Re: [PATCHv3 1/2] cpu/hotplug: Keep cpu hotplug disabled until the rebooting cpu is stable

From: Pingfan Liu
Date: Mon May 09 2022 - 23:41:03 EST


On Mon, May 09, 2022 at 12:55:21PM +0200, Thomas Gleixner wrote:
> On Mon, May 09 2022 at 12:13, Pingfan Liu wrote:
> > The following code chunk repeats in both
> > migrate_to_reboot_cpu() and smp_shutdown_nonboot_cpus():
> >
> > if (!cpu_online(primary_cpu))
> > primary_cpu = cpumask_first(cpu_online_mask);
> >
> > This is due to a breakage like the following:
>
> I don't see what's broken here.
>

No, no broken. Could it be better to replace 'breakage' with 'breakin'?

> > kernel_kexec()
> > migrate_to_reboot_cpu();
> > cpu_hotplug_enable();
> > -----------> comes a cpu_down(this_cpu) on other cpu
> > machine_shutdown();
> > smp_shutdown_nonboot_cpus(); // re-check "if (!cpu_online(primary_cpu))" to protect against the former breakin
> >
> > Although the kexec-reboot task can get through a cpu_down() on its cpu,
> > this code looks a little confusing.
>
> Confusing != broken.
>

Yes. And it only recurs confusing.

> > +/* primary_cpu keeps unchanged after migrate_to_reboot_cpu() */
>
> This comment makes no sense.
>

Since migrate_to_reboot_cpu() disables cpu hotplug, so the selected
valid online cpu -- primary_cpu keeps unchange.

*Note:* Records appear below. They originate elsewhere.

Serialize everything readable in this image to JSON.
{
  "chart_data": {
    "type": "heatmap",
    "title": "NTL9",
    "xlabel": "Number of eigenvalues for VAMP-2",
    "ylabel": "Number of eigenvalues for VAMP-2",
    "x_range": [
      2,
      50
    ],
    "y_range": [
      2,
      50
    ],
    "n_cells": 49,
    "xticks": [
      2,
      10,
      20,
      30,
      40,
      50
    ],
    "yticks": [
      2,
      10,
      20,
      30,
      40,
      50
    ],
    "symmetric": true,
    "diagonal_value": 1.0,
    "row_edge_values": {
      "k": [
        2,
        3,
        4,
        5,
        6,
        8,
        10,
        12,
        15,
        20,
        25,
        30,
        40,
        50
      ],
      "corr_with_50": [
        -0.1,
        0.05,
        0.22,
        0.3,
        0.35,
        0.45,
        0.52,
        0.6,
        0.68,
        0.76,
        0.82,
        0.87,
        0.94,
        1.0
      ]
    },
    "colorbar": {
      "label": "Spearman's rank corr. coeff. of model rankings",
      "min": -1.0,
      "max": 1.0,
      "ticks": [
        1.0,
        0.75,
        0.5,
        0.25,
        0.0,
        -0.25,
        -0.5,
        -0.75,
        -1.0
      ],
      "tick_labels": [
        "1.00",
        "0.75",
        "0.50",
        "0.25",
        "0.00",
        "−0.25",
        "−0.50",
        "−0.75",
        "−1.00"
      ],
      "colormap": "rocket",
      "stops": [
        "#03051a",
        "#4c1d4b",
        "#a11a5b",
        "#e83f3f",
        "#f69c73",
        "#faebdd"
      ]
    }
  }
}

> > void smp_shutdown_nonboot_cpus(unsigned int primary_cpu)
> > {
> > unsigned int cpu;
> > int error;
> >
> > + /*
> > + * Block other cpu hotplug event, so primary_cpu is always online if
> > + * it is not touched by us
> > + */
> > cpu_maps_update_begin();
> > -
> > /*
> > - * Make certain the cpu I'm about to reboot on is online.
> > - *
> > - * This is inline to what migrate_to_reboot_cpu() already do.
> > + * migrate_to_reboot_cpu() disables CPU hotplug assuming that
> > + * no further code needs to use CPU hotplug (which is true in
> > + * the reboot case). However, the kexec path depends on using
> > + * CPU hotplug again; so re-enable it here.
>
> You want to reduce confusion, but in reality this is even more confusing
> than before.
>

This __cpu_hotplug_enable() can be considered to defer from kernel_kexec() to
arch-dependent code chunk (here), which is a more proper point.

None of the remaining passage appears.